Ref.: Conexión 2 toll road project in Colombia

Ladies and Gentlemen:

Reference is made to the Credit Agreement dated as of [•] (as amended, restated, extended,
supplemented or otherwise modified in writing from time to time, the "Credit Agreement"), among, inter
alios, Fideicomiso P.A. 4G, represented by FIDUCIARIA 4G, not in its individual capacity, but solely in
its capacity as trustee (the "Borrower"), CONCESIÓN DE CARRETERAS COLOMBIANAS S.A.S. (the
"Co-Obligor" and, together with the Borrower, the "Obligors" and each individually, an "Obligor"), the
lenders from time to time party thereto (the "Dollar Lenders") and Citibank, N.A., in its capacity as
Administrative Agent (the "Administrative Agent"). Capitalized terms used herein and not defined herein
shall have the meaning set forth in the Agreement.

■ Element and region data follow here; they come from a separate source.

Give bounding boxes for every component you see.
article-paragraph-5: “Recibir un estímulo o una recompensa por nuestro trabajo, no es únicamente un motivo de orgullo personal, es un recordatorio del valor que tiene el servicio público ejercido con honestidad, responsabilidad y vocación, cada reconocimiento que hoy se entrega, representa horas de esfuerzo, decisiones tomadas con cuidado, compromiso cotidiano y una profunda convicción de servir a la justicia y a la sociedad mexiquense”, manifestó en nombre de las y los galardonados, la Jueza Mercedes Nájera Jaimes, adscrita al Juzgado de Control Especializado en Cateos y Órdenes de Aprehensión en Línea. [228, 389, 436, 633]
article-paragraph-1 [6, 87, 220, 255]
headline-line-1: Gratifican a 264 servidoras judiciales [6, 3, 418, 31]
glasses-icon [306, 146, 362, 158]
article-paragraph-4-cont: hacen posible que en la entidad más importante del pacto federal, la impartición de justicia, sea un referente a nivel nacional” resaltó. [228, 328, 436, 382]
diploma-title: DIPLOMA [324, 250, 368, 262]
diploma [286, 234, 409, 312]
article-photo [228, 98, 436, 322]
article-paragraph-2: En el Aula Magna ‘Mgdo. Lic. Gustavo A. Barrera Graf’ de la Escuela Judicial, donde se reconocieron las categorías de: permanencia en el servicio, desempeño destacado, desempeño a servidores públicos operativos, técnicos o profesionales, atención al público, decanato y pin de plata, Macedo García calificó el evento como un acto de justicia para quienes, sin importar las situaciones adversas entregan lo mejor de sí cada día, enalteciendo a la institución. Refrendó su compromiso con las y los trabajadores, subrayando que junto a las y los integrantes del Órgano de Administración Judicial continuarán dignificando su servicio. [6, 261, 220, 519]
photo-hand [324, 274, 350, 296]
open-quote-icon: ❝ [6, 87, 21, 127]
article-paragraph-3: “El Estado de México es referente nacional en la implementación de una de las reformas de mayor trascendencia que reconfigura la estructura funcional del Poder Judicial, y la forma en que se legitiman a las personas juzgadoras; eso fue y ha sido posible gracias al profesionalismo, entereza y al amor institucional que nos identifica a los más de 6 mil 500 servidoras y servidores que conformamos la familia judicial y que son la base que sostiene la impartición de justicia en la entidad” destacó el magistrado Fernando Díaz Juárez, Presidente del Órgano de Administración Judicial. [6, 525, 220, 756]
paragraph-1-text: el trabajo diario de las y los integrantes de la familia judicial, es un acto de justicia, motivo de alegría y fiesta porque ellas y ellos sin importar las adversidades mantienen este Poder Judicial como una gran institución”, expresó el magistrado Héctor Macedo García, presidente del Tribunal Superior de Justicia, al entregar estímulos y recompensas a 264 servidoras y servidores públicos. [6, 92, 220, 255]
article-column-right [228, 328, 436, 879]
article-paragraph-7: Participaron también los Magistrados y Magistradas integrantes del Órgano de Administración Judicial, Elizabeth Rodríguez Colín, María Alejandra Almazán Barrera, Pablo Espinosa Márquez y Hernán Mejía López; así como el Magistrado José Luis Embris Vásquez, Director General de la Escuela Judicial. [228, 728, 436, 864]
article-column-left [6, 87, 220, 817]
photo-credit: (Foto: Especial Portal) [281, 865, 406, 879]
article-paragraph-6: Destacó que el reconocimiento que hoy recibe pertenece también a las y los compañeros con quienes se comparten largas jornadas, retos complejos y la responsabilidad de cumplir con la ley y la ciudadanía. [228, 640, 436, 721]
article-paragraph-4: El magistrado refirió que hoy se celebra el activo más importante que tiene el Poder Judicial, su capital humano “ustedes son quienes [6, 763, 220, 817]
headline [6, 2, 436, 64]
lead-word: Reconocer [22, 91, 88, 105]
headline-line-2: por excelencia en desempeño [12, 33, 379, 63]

We confirm that Insurances (as defined below) are in effect on and in respect of the subject matter
as set out in the certificate of insurance reference [•] dated [•].

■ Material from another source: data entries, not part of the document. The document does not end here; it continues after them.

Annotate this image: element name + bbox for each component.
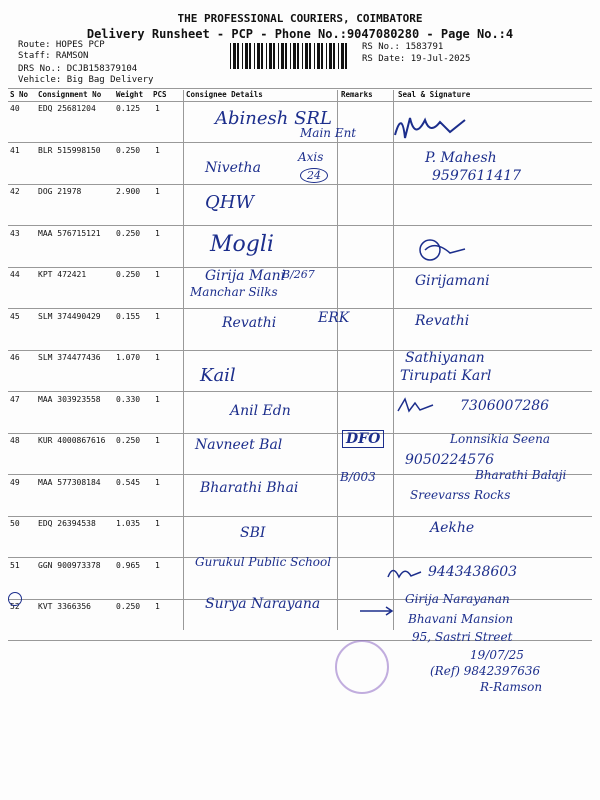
row-sno: 40 (10, 104, 20, 113)
table-top-line (8, 88, 592, 89)
drs-label: DRS No.: DCJB158379104 (18, 64, 138, 74)
row-consignment-no: KPT 472421 (38, 270, 87, 279)
row-weight: 1.070 (116, 353, 141, 362)
hw-r49-sig2: Sreevarss Rocks (410, 488, 511, 502)
table-row (8, 519, 592, 539)
col-seal: Seal & Signature (398, 90, 471, 99)
row-divider (8, 184, 592, 185)
hw-r45-consignee: Revathi (222, 315, 277, 331)
table-header-line (8, 101, 592, 102)
row-weight: 2.900 (116, 187, 141, 196)
signature-r43 (410, 235, 470, 265)
vehicle-label: Vehicle: Big Bag Delivery (18, 75, 154, 85)
row-divider (8, 225, 592, 226)
row-sno: 42 (10, 187, 20, 196)
hw-r48-phone: 9050224576 (405, 452, 495, 468)
row-pcs: 1 (155, 395, 160, 404)
row-weight: 0.250 (116, 229, 141, 238)
row-pcs: 1 (155, 187, 160, 196)
table-row (8, 187, 592, 207)
hw-r52-sig: Girija Narayanan (405, 592, 510, 606)
row-sno: 48 (10, 436, 20, 445)
row-consignment-no: EDQ 26394538 (38, 519, 96, 528)
row-divider (8, 350, 592, 351)
row-sno: 43 (10, 229, 20, 238)
row-consignment-no: MAA 576715121 (38, 229, 101, 238)
hw-r52-sig2: Bhavani Mansion (408, 612, 514, 626)
row-weight: 0.250 (116, 270, 141, 279)
hw-r52-sig6: R-Ramson (480, 680, 543, 694)
col-weight: Weight (116, 90, 144, 99)
table-row (8, 229, 592, 249)
hw-r51-phone: 9443438603 (428, 564, 518, 580)
table-row (8, 312, 592, 332)
row-weight: 0.330 (116, 395, 141, 404)
row-sno: 51 (10, 561, 20, 570)
table-row (8, 353, 592, 373)
hw-r44-consignee: Girija Mani (205, 268, 286, 284)
hw-r45-remark: ERK (318, 310, 350, 326)
row-pcs: 1 (155, 104, 160, 113)
row-pcs: 1 (155, 146, 160, 155)
col-consignment: Consignment No (38, 90, 102, 99)
row-consignment-no: MAA 577308184 (38, 478, 101, 487)
hw-r51-consignee: Gurukul Public School (195, 555, 332, 569)
col-remarks: Remarks (341, 90, 373, 99)
staff-label: Staff: RAMSON (18, 51, 89, 61)
row-weight: 0.250 (116, 436, 141, 445)
hw-r52-consignee: Surya Narayana (205, 596, 321, 612)
row-consignment-no: KUR 4000867616 (38, 436, 106, 445)
row-52-circle (8, 592, 22, 606)
hw-r45-sig: Revathi (415, 313, 470, 329)
row-divider (8, 391, 592, 392)
hw-r49-remark: B/003 (340, 470, 376, 484)
row-consignment-no: BLR 515998150 (38, 146, 101, 155)
route-label: Route: HOPES PCP (18, 40, 105, 50)
hw-r43-consignee: Mogli (210, 232, 274, 257)
hw-r52-sig3: 95, Sastri Street (412, 630, 513, 644)
hw-r47-consignee: Anil Edn (230, 403, 291, 419)
hw-r41-remark2: 24 (300, 168, 328, 183)
hw-r49-sig: Bharathi Balaji (475, 468, 567, 482)
rs-date: RS Date: 19-Jul-2025 (362, 54, 471, 64)
row-sno: 49 (10, 478, 20, 487)
row-pcs: 1 (155, 436, 160, 445)
hw-r41-remark: Axis (298, 150, 324, 164)
hw-r52-sig4: 19/07/25 (470, 648, 524, 662)
row-consignment-no: SLM 374490429 (38, 312, 101, 321)
row-consignment-no: SLM 374477436 (38, 353, 101, 362)
row-consignment-no: GGN 900973378 (38, 561, 101, 570)
row-consignment-no: DOG 21978 (38, 187, 82, 196)
row-pcs: 1 (155, 478, 160, 487)
hw-r46-sig2: Tirupati Karl (400, 368, 492, 384)
row-weight: 0.125 (116, 104, 141, 113)
hw-r42-consignee: QHW (205, 192, 254, 213)
hw-r49-consignee: Bharathi Bhai (200, 480, 299, 496)
runsheet-title: Delivery Runsheet - PCP - Phone No.:9047080280 - Page No.:4 (86, 27, 514, 41)
row-pcs: 1 (155, 561, 160, 570)
hw-r48-remark: DFO (342, 430, 384, 448)
row-weight: 0.250 (116, 146, 141, 155)
row-divider (8, 516, 592, 517)
col-consignee: Consignee Details (186, 90, 263, 99)
signature-r51 (385, 562, 425, 584)
col-pcs: PCS (153, 90, 167, 99)
hw-r41-phone: 9597611417 (432, 168, 522, 184)
hw-r41-consignee: Nivetha (205, 160, 261, 176)
row-consignment-no: EDQ 25681204 (38, 104, 96, 113)
seal-stamp (335, 640, 389, 694)
row-sno: 50 (10, 519, 20, 528)
hw-r52-sig5: (Ref) 9842397636 (430, 664, 541, 678)
arrow-icon (358, 605, 398, 617)
hw-r40-remark: Main Ent (300, 126, 357, 140)
hw-r48-consignee: Navneet Bal (195, 437, 283, 453)
signature-r40 (390, 110, 480, 145)
signature-r47 (395, 395, 440, 417)
hw-r46-consignee: Kail (200, 365, 236, 386)
row-consignment-no: KVT 3366356 (38, 602, 91, 611)
row-weight: 0.545 (116, 478, 141, 487)
row-sno: 44 (10, 270, 20, 279)
row-pcs: 1 (155, 353, 160, 362)
company-title: THE PROFESSIONAL COURIERS, COIMBATORE (177, 12, 423, 25)
hw-r44-consignee2: Manchar Silks (190, 285, 278, 299)
row-weight: 0.155 (116, 312, 141, 321)
row-pcs: 1 (155, 270, 160, 279)
row-consignment-no: MAA 303923558 (38, 395, 101, 404)
hw-r46-sig: Sathiyanan (405, 350, 485, 366)
row-sno: 46 (10, 353, 20, 362)
row-weight: 0.250 (116, 602, 141, 611)
row-divider (8, 142, 592, 143)
row-pcs: 1 (155, 602, 160, 611)
hw-r48-sig: Lonnsikia Seena (450, 432, 551, 446)
row-weight: 1.035 (116, 519, 141, 528)
row-weight: 0.965 (116, 561, 141, 570)
row-sno: 45 (10, 312, 20, 321)
row-pcs: 1 (155, 229, 160, 238)
hw-r44-sig: Girijamani (415, 273, 490, 289)
rs-number: RS No.: 1583791 (362, 42, 444, 52)
hw-r50-sig: Aekhe (430, 520, 475, 536)
hw-r40-consignee: Abinesh SRL (215, 108, 332, 129)
row-sno: 52 (10, 602, 20, 611)
hw-r41-sig: P. Mahesh (425, 150, 497, 166)
barcode (230, 43, 350, 69)
hw-r50-consignee: SBI (240, 525, 266, 541)
row-sno: 41 (10, 146, 20, 155)
row-divider (8, 308, 592, 309)
row-sno: 47 (10, 395, 20, 404)
col-sno: S No (10, 90, 29, 99)
row-pcs: 1 (155, 312, 160, 321)
row-pcs: 1 (155, 519, 160, 528)
hw-r44-remark: B/267 (282, 268, 315, 281)
hw-r47-phone: 7306007286 (460, 398, 550, 414)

We hereby confirm to you that:

(a) we have received copies of the insurance related provisions and definitions and of Schedule
6 (Insurance Requirements) of the Credit Agreement;

(b) we have placed insurances for the account of the Co-Obligor for the risks detailed in the
cover notes attached as Exhibit I to this letter (the "Insurances");

(c) the Insurances comply as of the date hereof with the terms of Section 6.07 (Insurance
Undertakings) and Schedule 6 (Insurance Requirements) of the Credit Agreement;

(d) each of the Insurances is in full force and effect; and

(e) all premiums due to the date of this letter in respect of the Insurances have been paid in
full.

In connection with the Insurances we hereby undertake as follows, but only in so far as the same
relate to your interest(s) in the subject matter:

(a) to advise you promptly:

(i) of the receipt by us of any notice of cancellation or material change in any of the
Insurances;

Exh. F-1
(ii) if any premiums are not paid to us in accordance with the accounting procedures that
exist between the Co-Obligor and us before we notify the insurers of such non-
payment of premiums;

(iii) upon application from you, of the premium payment situation; and

(iv) if we cease to be the Insurance Broker of the Co-Obligor; and

(b) following a written notice received from any of you not later than thirty (30) days before
the expiration date of any Insurance, to notify you within the next following fourteen (14) days if we have
not received any renewal instructions of such Insurance from the Co-Obligor.

The above undertakings are given subject to: (i) our appointment as Insurance Brokers to the Co-Obligor
and (ii) all claims and return premiums being collected through ourselves as Insurance Brokers. This letter
shall be governed by and shall be construed in accordance with the laws of Colombia and any dispute as to
its terms shall be submitted exclusively to the jurisdiction of the Courts of Colombia..

Yours faithfully,

________________________

Name:

For and on behalf of [Name of Insurance Broker]

Acknowledged and agreed by

________________________

Name:

CONCESIÓN DE CARRETERAS COLOMBIANAS S.A.S.